Stability and error estimates of a general modified quasi-boundary value method via a semi-linear backward parabolic equation

TL;DR

This paper analyzes a modified quasi-boundary value regularization method for a semi-linear backward parabolic PDE, establishing stability and convergence rates for approximate solutions in an ill-posed setting.

Contribution

It introduces a new regularization approach for semi-linear backward parabolic equations, extending existing methods with stability and error estimates using nonlinear spectral theory.

Findings

Proves stability of the regularized solutions.

Establishes convergence rates for the approximation.

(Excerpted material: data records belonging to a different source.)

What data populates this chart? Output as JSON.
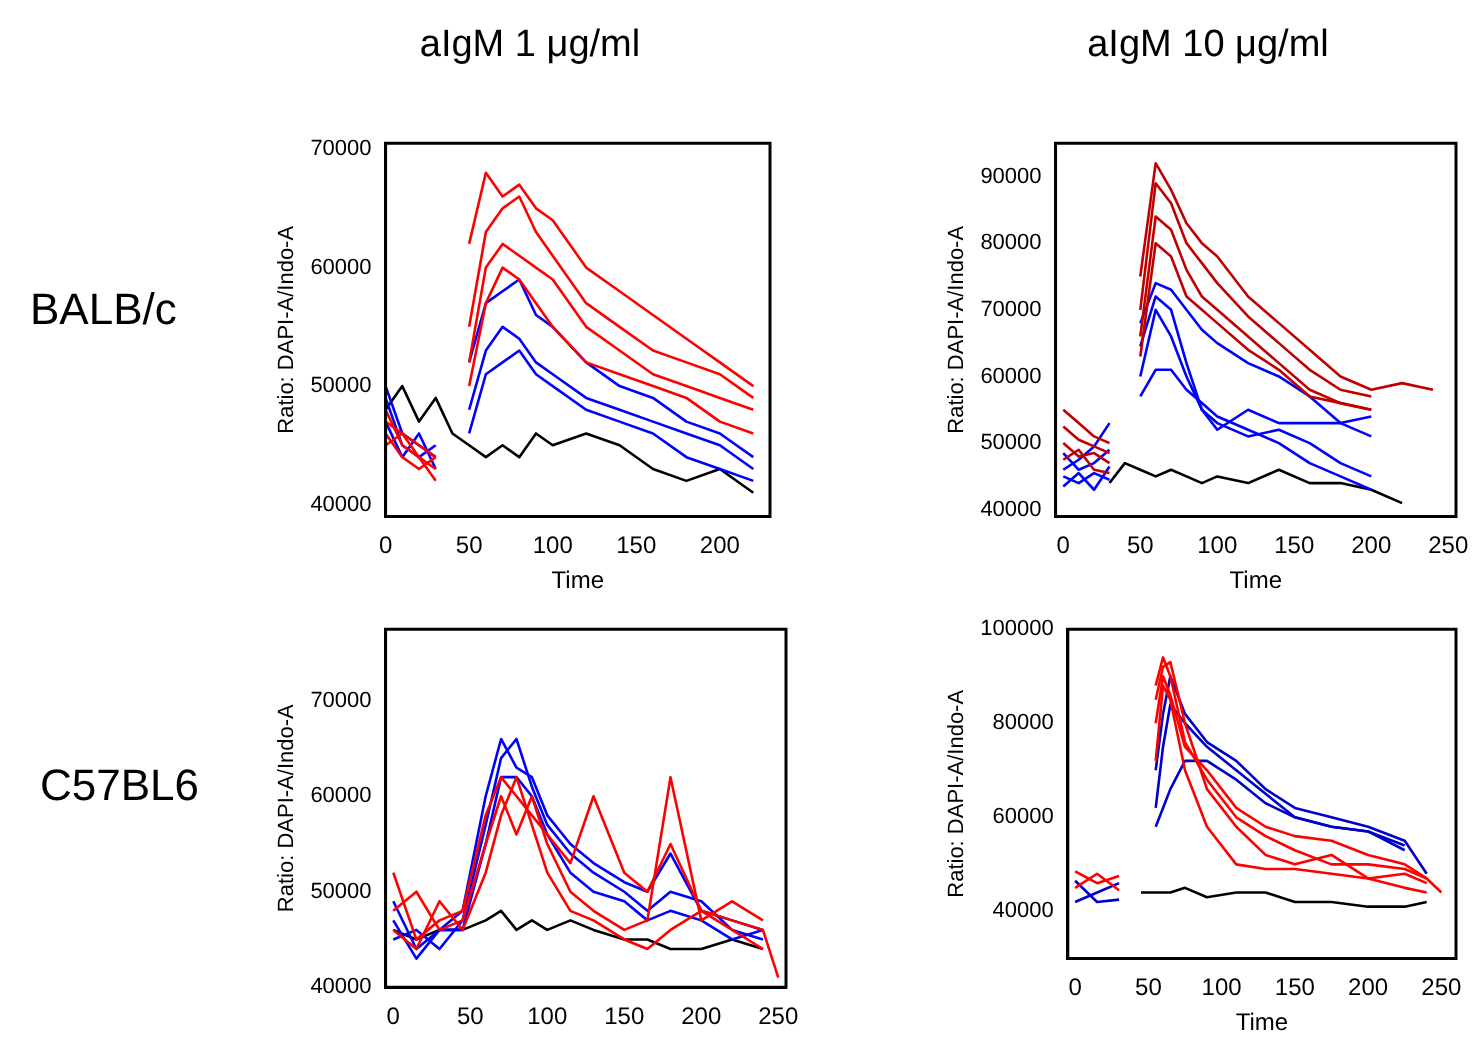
{
  "chart_data": [
    {
      "type": "line",
      "title": "aIgM 1 μg/ml",
      "annotations": [
        "BALB/c"
      ],
      "xlabel": "Time",
      "ylabel": "Ratio: DAPI-A/Indo-A",
      "xlim": [
        0,
        230
      ],
      "xticks": [
        0,
        50,
        100,
        150,
        200
      ],
      "ylim": [
        39000,
        70500
      ],
      "yticks": [
        40000,
        50000,
        60000,
        70000
      ],
      "grid": false,
      "legend": false,
      "marker": "none",
      "line_style": "solid",
      "x": [
        0,
        10,
        20,
        30,
        40,
        50,
        60,
        70,
        80,
        90,
        100,
        120,
        140,
        160,
        180,
        200,
        220
      ],
      "series": [
        {
          "color": "#ff0000",
          "values": [
            48000,
            45000,
            44000,
            43000,
            null,
            62000,
            68000,
            66000,
            67000,
            65000,
            64000,
            60000,
            58000,
            56000,
            54000,
            52000,
            50000
          ]
        },
        {
          "color": "#ff0000",
          "values": [
            47000,
            46000,
            45000,
            44000,
            null,
            55000,
            63000,
            65000,
            66000,
            63000,
            61000,
            57000,
            55000,
            53000,
            52000,
            51000,
            49000
          ]
        },
        {
          "color": "#ff0000",
          "values": [
            46000,
            44000,
            43000,
            44000,
            null,
            52000,
            60000,
            62000,
            61000,
            60000,
            59000,
            55000,
            53000,
            51000,
            50000,
            49000,
            48000
          ]
        },
        {
          "color": "#ff0000",
          "values": [
            45000,
            46000,
            44000,
            42000,
            null,
            50000,
            57000,
            60000,
            59000,
            57000,
            55000,
            52000,
            51000,
            50000,
            49000,
            47000,
            46000
          ]
        },
        {
          "color": "#0000ff",
          "values": [
            50000,
            46000,
            45000,
            44000,
            null,
            52000,
            57000,
            58000,
            59000,
            56000,
            55000,
            52000,
            50000,
            49000,
            47000,
            46000,
            44000
          ]
        },
        {
          "color": "#0000ff",
          "values": [
            47000,
            44000,
            46000,
            43000,
            null,
            48000,
            53000,
            55000,
            54000,
            52000,
            51000,
            49000,
            48000,
            47000,
            46000,
            45000,
            43000
          ]
        },
        {
          "color": "#0000ff",
          "values": [
            49000,
            45000,
            44000,
            45000,
            null,
            46000,
            51000,
            52000,
            53000,
            51000,
            50000,
            48000,
            47000,
            46000,
            44000,
            43000,
            42000
          ]
        },
        {
          "color": "#000000",
          "values": [
            48000,
            50000,
            47000,
            49000,
            46000,
            45000,
            44000,
            45000,
            44000,
            46000,
            45000,
            46000,
            45000,
            43000,
            42000,
            43000,
            41000
          ]
        }
      ]
    },
    {
      "type": "line",
      "title": "aIgM 10 μg/ml",
      "xlabel": "Time",
      "ylabel": "Ratio: DAPI-A/Indo-A",
      "xlim": [
        -5,
        255
      ],
      "xticks": [
        0,
        50,
        100,
        150,
        200,
        250
      ],
      "ylim": [
        39000,
        95000
      ],
      "yticks": [
        40000,
        50000,
        60000,
        70000,
        80000,
        90000
      ],
      "grid": false,
      "legend": false,
      "marker": "none",
      "line_style": "solid",
      "x": [
        0,
        10,
        20,
        30,
        40,
        50,
        60,
        70,
        80,
        90,
        100,
        120,
        140,
        160,
        180,
        200,
        220,
        240
      ],
      "series": [
        {
          "color": "#c00000",
          "values": [
            55000,
            53000,
            51000,
            50000,
            null,
            75000,
            92000,
            88000,
            83000,
            80000,
            78000,
            72000,
            68000,
            64000,
            60000,
            58000,
            59000,
            58000
          ]
        },
        {
          "color": "#c00000",
          "values": [
            52500,
            50500,
            49500,
            48500,
            null,
            70000,
            89000,
            86000,
            80000,
            77000,
            74000,
            69000,
            65000,
            61000,
            58000,
            57000,
            null,
            null
          ]
        },
        {
          "color": "#c00000",
          "values": [
            50000,
            48000,
            48500,
            47000,
            null,
            66000,
            84000,
            82000,
            76000,
            72000,
            70000,
            66000,
            62000,
            58000,
            56000,
            55000,
            null,
            null
          ]
        },
        {
          "color": "#c00000",
          "values": [
            47500,
            49000,
            46000,
            45500,
            null,
            63000,
            80000,
            78000,
            72000,
            70000,
            68000,
            64000,
            61000,
            57000,
            56000,
            55000,
            null,
            null
          ]
        },
        {
          "color": "#0000ff",
          "values": [
            46000,
            47500,
            49500,
            53000,
            null,
            68000,
            74000,
            73000,
            70000,
            67000,
            65000,
            62000,
            60000,
            57000,
            53000,
            51000,
            null,
            null
          ]
        },
        {
          "color": "#0000ff",
          "values": [
            48500,
            46000,
            47000,
            49000,
            null,
            64500,
            72000,
            70000,
            62000,
            55000,
            53000,
            51000,
            52000,
            50000,
            47000,
            45000,
            null,
            null
          ]
        },
        {
          "color": "#0000ff",
          "values": [
            45000,
            44000,
            45500,
            44500,
            null,
            57000,
            61000,
            61000,
            58000,
            56000,
            54000,
            52000,
            50000,
            47000,
            45000,
            43000,
            null,
            null
          ]
        },
        {
          "color": "#0000ff",
          "values": [
            43500,
            45500,
            43000,
            46500,
            null,
            60000,
            70000,
            66000,
            60000,
            55000,
            52000,
            55000,
            53000,
            53000,
            53000,
            54000,
            null,
            null
          ]
        },
        {
          "color": "#000000",
          "values": [
            null,
            null,
            null,
            44000,
            47000,
            46000,
            45000,
            46000,
            45000,
            44000,
            45000,
            44000,
            46000,
            44000,
            44000,
            43000,
            41000,
            null
          ]
        }
      ]
    },
    {
      "type": "line",
      "annotations": [
        "C57BL6"
      ],
      "ylabel": "Ratio: DAPI-A/Indo-A",
      "xlim": [
        -5,
        255
      ],
      "xticks": [
        0,
        50,
        100,
        150,
        200,
        250
      ],
      "ylim": [
        40000,
        77500
      ],
      "yticks": [
        40000,
        50000,
        60000,
        70000
      ],
      "grid": false,
      "legend": false,
      "marker": "none",
      "line_style": "solid",
      "x": [
        0,
        15,
        30,
        45,
        60,
        70,
        80,
        90,
        100,
        115,
        130,
        150,
        165,
        180,
        200,
        220,
        240,
        250
      ],
      "series": [
        {
          "color": "#ff0000",
          "values": [
            52000,
            45000,
            47000,
            48000,
            58000,
            62000,
            60000,
            58000,
            56000,
            53000,
            60000,
            52000,
            50000,
            55000,
            48000,
            47000,
            46000,
            41000
          ]
        },
        {
          "color": "#ff0000",
          "values": [
            48000,
            50000,
            46000,
            47000,
            55000,
            60000,
            56000,
            60000,
            55000,
            50000,
            48000,
            46000,
            47000,
            62000,
            47000,
            49000,
            47000,
            null
          ]
        },
        {
          "color": "#ff0000",
          "values": [
            46000,
            44000,
            49000,
            46000,
            52000,
            58000,
            62000,
            57000,
            52000,
            48000,
            47000,
            45000,
            44000,
            46000,
            48000,
            46000,
            44000,
            null
          ]
        },
        {
          "color": "#0000ff",
          "values": [
            47000,
            43000,
            46000,
            48000,
            60000,
            66000,
            63000,
            62000,
            58000,
            55000,
            53000,
            51000,
            50000,
            54000,
            48000,
            47000,
            46000,
            null
          ]
        },
        {
          "color": "#0000ff",
          "values": [
            45000,
            46000,
            44000,
            47000,
            57000,
            64000,
            66000,
            61000,
            57000,
            54000,
            52000,
            50000,
            48000,
            50000,
            49000,
            46000,
            45000,
            null
          ]
        },
        {
          "color": "#0000ff",
          "values": [
            49000,
            44000,
            46000,
            46000,
            55000,
            62000,
            62000,
            60000,
            56000,
            52000,
            50000,
            49000,
            47000,
            48000,
            47000,
            45000,
            46000,
            null
          ]
        },
        {
          "color": "#000000",
          "values": [
            46000,
            45000,
            46000,
            46000,
            47000,
            48000,
            46000,
            47000,
            46000,
            47000,
            46000,
            45000,
            45000,
            44000,
            44000,
            45000,
            44000,
            null
          ]
        }
      ]
    },
    {
      "type": "line",
      "xlabel": "Time",
      "ylabel": "Ratio: DAPI-A/Indo-A",
      "xlim": [
        -5,
        260
      ],
      "xticks": [
        0,
        50,
        100,
        150,
        200,
        250
      ],
      "ylim": [
        30000,
        100000
      ],
      "yticks": [
        40000,
        60000,
        80000,
        100000
      ],
      "grid": false,
      "legend": false,
      "marker": "none",
      "line_style": "solid",
      "x": [
        0,
        15,
        30,
        45,
        55,
        60,
        65,
        75,
        90,
        110,
        130,
        150,
        175,
        200,
        225,
        240,
        250
      ],
      "series": [
        {
          "color": "#ff0000",
          "values": [
            48500,
            46000,
            47500,
            null,
            88000,
            94000,
            90000,
            76000,
            68000,
            60000,
            56000,
            53000,
            50000,
            50000,
            49000,
            47000,
            44000
          ]
        },
        {
          "color": "#ff0000",
          "values": [
            45000,
            48000,
            44500,
            null,
            85000,
            92000,
            93000,
            80000,
            66000,
            58000,
            52000,
            50000,
            52000,
            47000,
            48000,
            46000,
            null
          ]
        },
        {
          "color": "#ff0000",
          "values": [
            null,
            null,
            null,
            null,
            72000,
            88000,
            85000,
            70000,
            58000,
            50000,
            49000,
            49000,
            48000,
            47000,
            45000,
            44000,
            null
          ]
        },
        {
          "color": "#ff0000",
          "values": [
            null,
            null,
            null,
            null,
            80000,
            90000,
            86000,
            75000,
            70000,
            62000,
            58000,
            56000,
            55000,
            52000,
            50000,
            47000,
            null
          ]
        },
        {
          "color": "#0000cc",
          "values": [
            42000,
            44000,
            46000,
            null,
            70000,
            82000,
            90000,
            82000,
            76000,
            72000,
            66000,
            62000,
            60000,
            58000,
            55000,
            48000,
            null
          ]
        },
        {
          "color": "#0000cc",
          "values": [
            46500,
            42000,
            42500,
            null,
            62000,
            75000,
            84000,
            80000,
            75000,
            70000,
            65000,
            60000,
            58000,
            57000,
            54000,
            null,
            null
          ]
        },
        {
          "color": "#0000cc",
          "values": [
            null,
            null,
            null,
            null,
            58000,
            62000,
            66000,
            72000,
            72000,
            68000,
            63000,
            60000,
            58000,
            57000,
            53000,
            null,
            null
          ]
        },
        {
          "color": "#000000",
          "values": [
            null,
            null,
            null,
            44000,
            44000,
            44000,
            44000,
            45000,
            43000,
            44000,
            44000,
            42000,
            42000,
            41000,
            41000,
            42000,
            null
          ]
        }
      ]
    }
  ]
}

Extends previous results to semi-linear cases.

Abstract

Regularization methods have been recently developed to construct stable approximate solutions to classical partial differential equations considered as final value problems. In this paper, we investigate the backward parabolic problem with locally Lipschitz source: $\partial_{t}u+\mu\left(t\right)\mathcal{A}u\left(t\right)=f\left(t,u\right)$ where $\mathcal{A}:\mathcal{D}\left(\mathcal{A}\right)\subset\mathcal{H}\to\mathcal{H}$ is a positive, self-adjoint and unbounded linear operator on the Hilbert space $\mathcal{H}$. The problem arises in many applications, but it is in general ill-posed. The ill-posedness is caused by catastrophic growth in the representation of solution, then independence of solution on data makes computational procedures impossible. Therefore, we contribute to this interesting field the study of the stable approximation solution via the modified quasi-boundary value method based on nonlinear spectral theory, which slightly extends the results in many works. Our main focus is to qualitatively prove the stability and convergence rate where semi-group technicalities are highly useful.